Thursday, December 1, 2011

On waking up naked and not complaining

My day job requires me to do a lot of unusual things, including waking up naked at 2 a.m. on a floor that wasn’t mine.

OK, my job didn’t actually require me to do that. It was the unexpected side effect of attending a five-course wine dinner where the sommelier kept refilling my glass until I’d lost track of my consumption and possibly my shoes.

(For the record, I wasn’t driving. Also for the record, I do know the owner of the aforementioned floor, and my nude presence there wasn’t terribly disconcerting. Also for the record, my boss was highly amused when I shared this story).

My job in tourism marketing means I spend a lot of time wooing journalists with treks around the Bend Ale Trail or accepting invitations to swanky dinners so I can write about it.

In other words, I get paid to eat and drink.

Hardly something to complain about, but there are moments I want to. Like an hour ago when the boss walked in and handed me an invitation to a party he needs me to attend next week and I almost cried. Free food, free wine, and I swear I’d rather tear off my toenails with my teeth than spend another evening doing anything other than lounging on the sofa in my jammies.

It’s like that with writing sometimes, too. I hesitate to say much about struggles with deadlines or harsh editorial feedback because HOLYMOTHEROFCRAP I have a three-book deal. I pretty much forfeited my right to complain about anything the moment I signed my name to that contract.

So this is me, not complaining. About free food and wine, or about the fact that I’m feeling stressed over my new book that’s being released next week.

You like how I just slipped that in there?

Yeah, it’s a secret. I’ll tell you more as soon as I’m allowed, but trust me when I tell you it’s super exciting.

And scary.

But mostly exciting.

Got anything in your life you’re NOT complaining about (even if you might kinda want to sometimes?) Please share!

And if you’ve got a good “waking up naked” story, share that, too. It’ll make me feel better.


Jessica Bell said...

:) Congrats on next week's release! Woohoo! I'm in a non complaing mood today so can't satisfy ye. But I have plenty of waking up naked stories. Unfortunately their not suitable for public perusal :) hehe

Sarah W said...

No complaints I'm currently not complaining about . ..

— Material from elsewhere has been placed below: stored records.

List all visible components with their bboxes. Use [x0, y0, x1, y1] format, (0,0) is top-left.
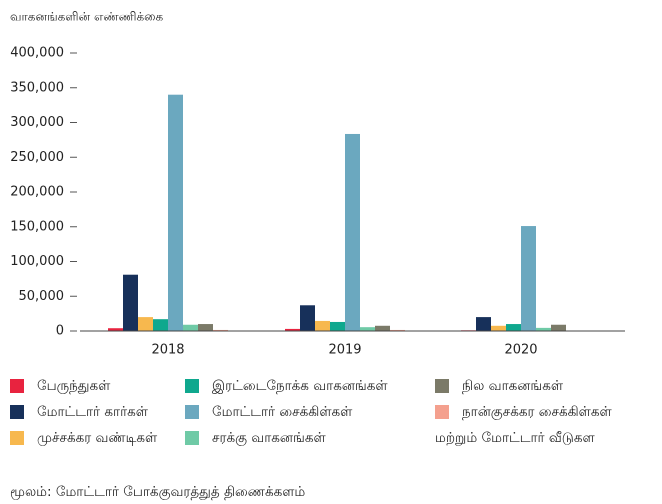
y-tick-label: 300,000	[10, 115, 64, 130]
legend-swatch	[185, 379, 199, 393]
x-tick-label: 2019	[328, 343, 361, 358]
legend-item: மோட்டார் சைக்கிள்கள்	[185, 399, 425, 425]
legend-swatch	[185, 431, 199, 445]
bar	[300, 305, 315, 331]
bar	[390, 329, 405, 331]
legend-label: பேருந்துகள்	[37, 378, 111, 394]
chart: வாகனங்களின் எண்ணிக்கை 0 50,000 100,000 150,…	[10, 10, 625, 358]
bar	[551, 324, 566, 331]
bar	[330, 321, 345, 331]
legend-item: சரக்கு வாகனங்கள்	[185, 425, 425, 451]
legend-label: மோட்டார் சைக்கிள்கள்	[212, 404, 353, 420]
bar	[213, 329, 228, 331]
legend-label: சரக்கு வாகனங்கள்	[212, 430, 326, 446]
bar	[315, 320, 330, 331]
legend-label: முச்சக்கர வண்டிகள்	[37, 430, 158, 446]
bar	[153, 319, 168, 331]
legend-swatch	[10, 431, 24, 445]
legend-swatch	[435, 379, 449, 393]
y-tick-label: 50,000	[19, 289, 65, 304]
legend-label: நான்குசக்கர சைக்கிள்கள் மற்றும் மோட்டார்…	[435, 404, 612, 446]
legend-swatch	[185, 405, 199, 419]
bar	[168, 94, 183, 331]
bar	[183, 324, 198, 331]
legend-label: நில வாகனங்கள்	[462, 378, 564, 394]
bar	[506, 324, 521, 331]
bar	[123, 274, 138, 331]
legend-swatch	[10, 379, 24, 393]
y-tick-label: 350,000	[10, 80, 64, 95]
legend-item: இரட்டைநோக்க வாகனங்கள்	[185, 373, 425, 399]
bar	[345, 133, 360, 331]
bar	[198, 324, 213, 331]
legend-label: இரட்டைநோக்க வாகனங்கள்	[212, 378, 388, 394]
legend-item: பேருந்துகள்	[10, 373, 250, 399]
y-tick-label: 100,000	[10, 254, 64, 269]
bar	[536, 327, 551, 331]
bar	[138, 317, 153, 331]
bar	[108, 328, 123, 331]
bar	[521, 226, 536, 331]
legend-item: நில வாகனங்கள்	[435, 373, 662, 399]
x-tick-label: 2020	[504, 343, 537, 358]
y-tick-label: 200,000	[10, 185, 64, 200]
legend-item: மோட்டார் கார்கள்	[10, 399, 250, 425]
y-tick-label: 250,000	[10, 150, 64, 165]
bar	[375, 325, 390, 331]
bar	[491, 325, 506, 331]
legend-item: முச்சக்கர வண்டிகள்	[10, 425, 160, 451]
source: மூலம்: மோட்டார் போக்குவரத்துத் திணைக்களம…	[10, 484, 306, 500]
bar	[360, 327, 375, 331]
y-tick-label: 0	[56, 324, 64, 339]
y-axis-title: வாகனங்களின் எண்ணிக்கை	[10, 10, 163, 24]
legend-item: நான்குசக்கர சைக்கிள்கள் மற்றும் மோட்டார்…	[435, 399, 657, 451]
y-tick-label: 400,000	[10, 46, 64, 61]
legend-swatch	[435, 405, 449, 419]
legend-label: மோட்டார் கார்கள்	[37, 404, 148, 420]
bar	[476, 317, 491, 331]
legend-swatch	[10, 405, 24, 419]
bar	[285, 328, 300, 331]
x-tick-label: 2018	[151, 343, 184, 358]
y-tick-label: 150,000	[10, 219, 64, 234]
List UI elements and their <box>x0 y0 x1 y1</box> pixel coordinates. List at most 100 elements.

But after my first experiment with vodka at a college party, I woke up in my dorm room bed without pants, clutching a rung from a kitchen chair with a note on my spare pillow that said "Nothing happened" in the handwriting of one of my best guy friends.

What disturbed me most (besides my surprise at being slightly upset that nothing had happened) was that my contacts were out -- he never did tell me how either of us managed that.

LynnRush said...

Can't wait to hear all the news next week. Yeah!!!!!!! I love your posts, they just make me smile.

Patricia Eimer said...

I'm not complaining about the promotion that's moving my family across the state right after christmas to a town I've never even seen before. Not complaining at all. Stupid bloody packing tape.

Congrats on your new release.

Anonymous said...

I am NOT complaining about all the stuff I have to do before I go on vacation in two weeks. A week in Florida with no kids and no husband. Heaven.

But man alive, I have soooo much to do before then! *back to work*

Sonja Foust said...

Ooh I'm intrigued about your news. :)

I don't have too many wake-up-naked stories, but I have a few wish-I-could-die-on-this-bathroom-floor stories. They're not as fun though. ;)


Penelope said...

Next week? NEXT WEEK?!?

I am thrilled to read that.

Jason said...

Hey, you can always complain. I retain my right to complain at all times. :)

That said...would you like to test software for me for a few weeks and I'll work on the Bend eating and drinking circuit? I'd be cool with that, just let me know.

I don't have any wake up naked stories...but I did "nap" on the floor of the dorm bathroom once.

Patrick Alan said...

"You like how I just slipped that in there?"

That's what I said.

Mary said...

Post title alone is enough to get me to read that one. Poor you--jammies on the couch with a fire's my favorite way to spend a night, even when the food & drink's free! Cheers!

Tina Moss said...

Invite me to that swanky dinner and wine party, and I'll tell you my waking up naked story. ;)

Congrats on the soon-to-be-released, but-we-must-be-quiet-about-it book!

Julie Glover said...

Wonderful news! Something else by you I can read. :)

Though not yet published, I get to stay home and write. How cool is that! (Thanks, hubs.) But that means it's hard to complain about having so much to do, when my deadlines are really self-imposed and I don't have to write on the side like so many FT employed people. I'm amazed when I hear that someone gets up at 4 a.m. to write until 7 a.m. when they go to work, or something like that.

Neurotic Workaholic said...

I'm not complaining about the fact that Christmas season means gingerbread men and other yummy cookies that I only get to eat once a year. I'm also not complaining about the sappy Christmas movies they show on TV, because I secretly like them. (On the other hand, I like that Christmas Story movie, but I don't really want to watch it over and over again on Christmas Day.)